その瞬間、バチッと、皮膚の内側で弾ける感覚が走った。
「……っ?」
違和感に、眉をひそめる。
次の瞬間。
バチバチッ!!
脚の周りに、青白い火花が散った。
空気が、震える。
「――っ!?」
踏み込んだ。
ビュンッ!!
視界が一気に流れる。
地面を蹴った感触が、遅れて追いかけてくる。
速い。
考えるより先に、身体が前へ飛ばされた。
「うわっ――!」
壁。
避けられない。
ドンッ!!!
衝撃が体を駆け、息が潰れる。
床に転がり、陽翔は咳き込みながら天井を見上げた。
(……なんだ、今の)
脚が、まだバチバチと微かに鳴っている。
「陽翔!!」
雨夜が駆け寄ってくる。
「大丈夫ですか!?今のは……!?」
陽翔は、壁に手をつき、ふらつきながら立ち上がる。
「い、いや……」
自分の脚を見る。
「力を入れたら……
急に、電気が走って……」
雨夜は、一瞬、言葉を失った。
「……帯電、していますね」
「え?」
「雷魔法特有の反応です」
陽翔は、脚を軽く動かす。
すると、またバチッと、小さな火花が弾けた。
「……これ」
胸の奥が、ざわつく。
「これが……Lv2……?」
「違います」
雨夜は、はっきりと否定した。
「今の速度は、Lv2以上の速度です」
雨夜は、陽翔の脚から目を離さず続ける。
「偶然なのか、身体強化に、雷の性質が乗ったんです」
陽翔は、ゆっくりと息を吐いた。
説明されて、ようやく腑に落ちる。
「……だから、あんな速度が」
「ええ」
雨夜は、少しだけ考えるように視線を落とした。
「身体強化と属性付与は別物です」
陽翔は顔を上げる。
「身体強化は――
魔力を体の内側に留める魔法です」
「展開したあとは、
解除しない限り、魔力はほとんど減らない」
「……はい」
陽翔は静かに頷く。
「だからこそ、基礎として教えています」
一拍。
「ですが、属性付与は違う」
雨夜は、指先で空をなぞる。
「魔力を流し続ける魔法です」
「雷なら、雷として。
炎なら、炎として」
「使った分だけ、
確実に、魔力を消費する」
陽翔は、脚に残る痺れを意識した。
(……確かに)
踏み込んだ瞬間。
魔力が、外へ流れ出た感覚があった。
「使いすぎは厳禁です。

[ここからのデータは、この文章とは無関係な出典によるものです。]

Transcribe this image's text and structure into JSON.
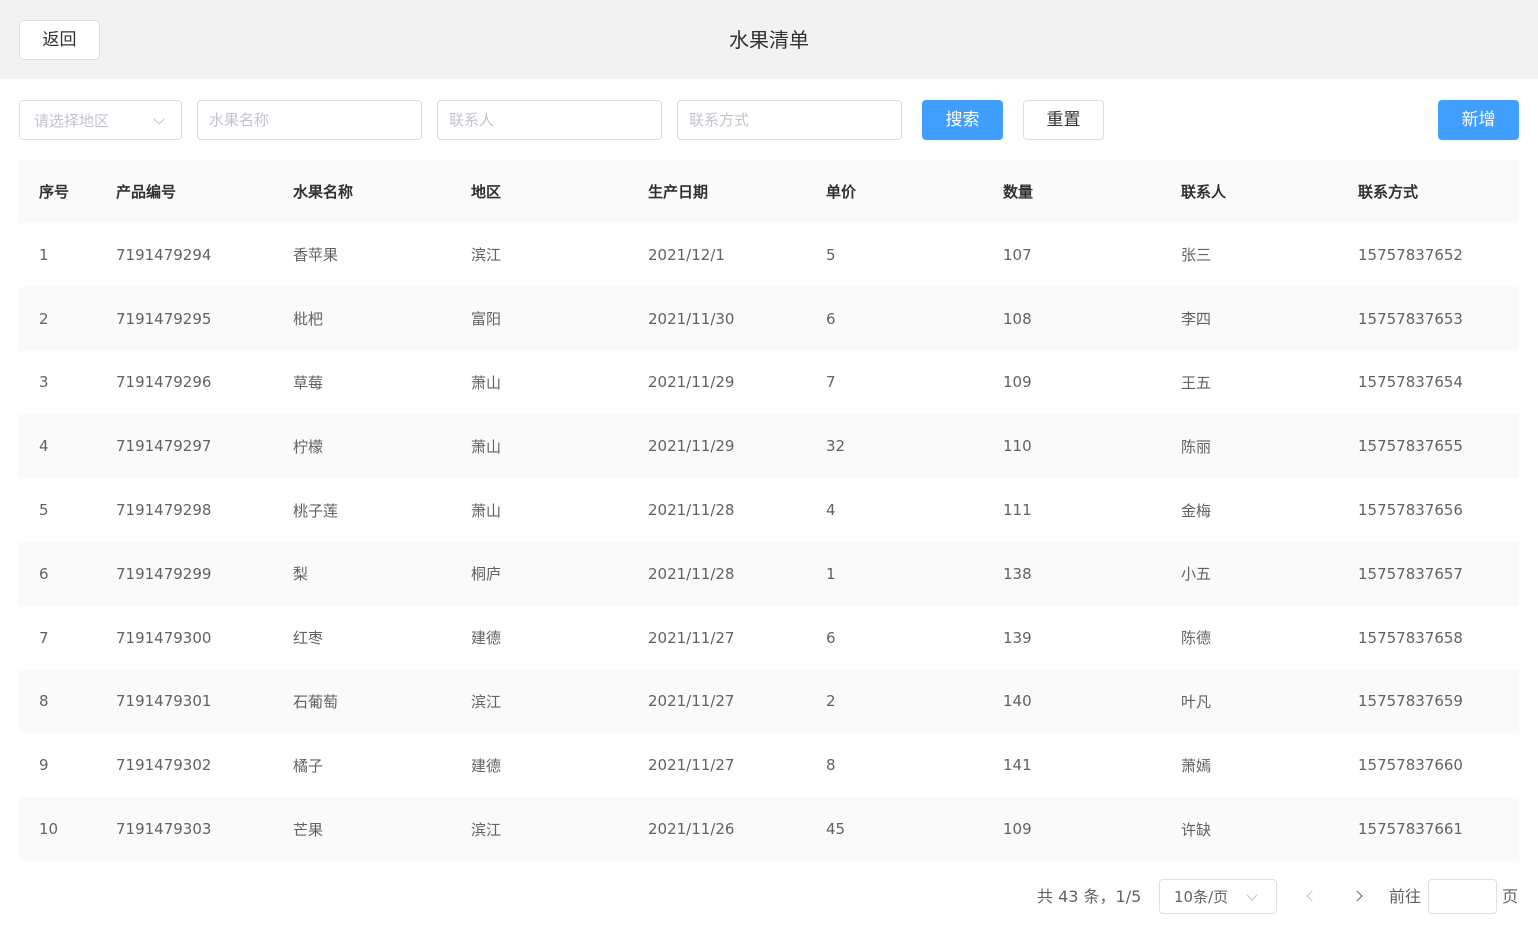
{
  "header": {
    "back_label": "返回",
    "title": "水果清单"
  },
  "filters": {
    "region_placeholder": "请选择地区",
    "fruit_name_placeholder": "水果名称",
    "contact_placeholder": "联系人",
    "phone_placeholder": "联系方式",
    "search_label": "搜索",
    "reset_label": "重置",
    "add_label": "新增"
  },
  "table": {
    "columns": [
      "序号",
      "产品编号",
      "水果名称",
      "地区",
      "生产日期",
      "单价",
      "数量",
      "联系人",
      "联系方式"
    ],
    "rows": [
      [
        "1",
        "7191479294",
        "香苹果",
        "滨江",
        "2021/12/1",
        "5",
        "107",
        "张三",
        "15757837652"
      ],
      [
        "2",
        "7191479295",
        "枇杷",
        "富阳",
        "2021/11/30",
        "6",
        "108",
        "李四",
        "15757837653"
      ],
      [
        "3",
        "7191479296",
        "草莓",
        "萧山",
        "2021/11/29",
        "7",
        "109",
        "王五",
        "15757837654"
      ],
      [
        "4",
        "7191479297",
        "柠檬",
        "萧山",
        "2021/11/29",
        "32",
        "110",
        "陈丽",
        "15757837655"
      ],
      [
        "5",
        "7191479298",
        "桃子莲",
        "萧山",
        "2021/11/28",
        "4",
        "111",
        "金梅",
        "15757837656"
      ],
      [
        "6",
        "7191479299",
        "梨",
        "桐庐",
        "2021/11/28",
        "1",
        "138",
        "小五",
        "15757837657"
      ],
      [
        "7",
        "7191479300",
        "红枣",
        "建德",
        "2021/11/27",
        "6",
        "139",
        "陈德",
        "15757837658"
      ],
      [
        "8",
        "7191479301",
        "石葡萄",
        "滨江",
        "2021/11/27",
        "2",
        "140",
        "叶凡",
        "15757837659"
      ],
      [
        "9",
        "7191479302",
        "橘子",
        "建德",
        "2021/11/27",
        "8",
        "141",
        "萧嫣",
        "15757837660"
      ],
      [
        "10",
        "7191479303",
        "芒果",
        "滨江",
        "2021/11/26",
        "45",
        "109",
        "许缺",
        "15757837661"
      ]
    ]
  },
  "pagination": {
    "total_text": "共 43 条，1/5",
    "page_size": "10条/页",
    "goto_label": "前往",
    "page_suffix": "页",
    "goto_value": ""
  }
}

魔力切れを起こせば、
身体強化ごと、崩れます。でも────」
「───制御できれば、あなたは
“速度”という最大の武器を手に入れます」
陽翔は、無意識に拳を握った。
(……使える)
陽翔は、もう一度、脚に意識を向けた。
まだ、微かに痺れが残っている。
(……わかる)
理屈じゃない。
どう魔力を流したのか。
どう雷に変わったのか。
説明しろと言われても、できない。
それでも――
(こうすれば、速くなる)
踏み込む瞬間。
力を込める、その“入り口”だけは、はっきりと覚えていた。
雷を纏う、という感覚。
それが、偶然にできてしまった。
(……おかしいよな)
雨夜の言う通り、本来なら別次元の難しさだ。
けれど、陽翔の中では。
身体強化よりも、
雷を“走らせる”方が――
どこか、しっくり来ていた。
「……」
陽翔は、何も言わずに脚を見つめた。
わかってしまった感覚は、
もう、なかったことにはできない。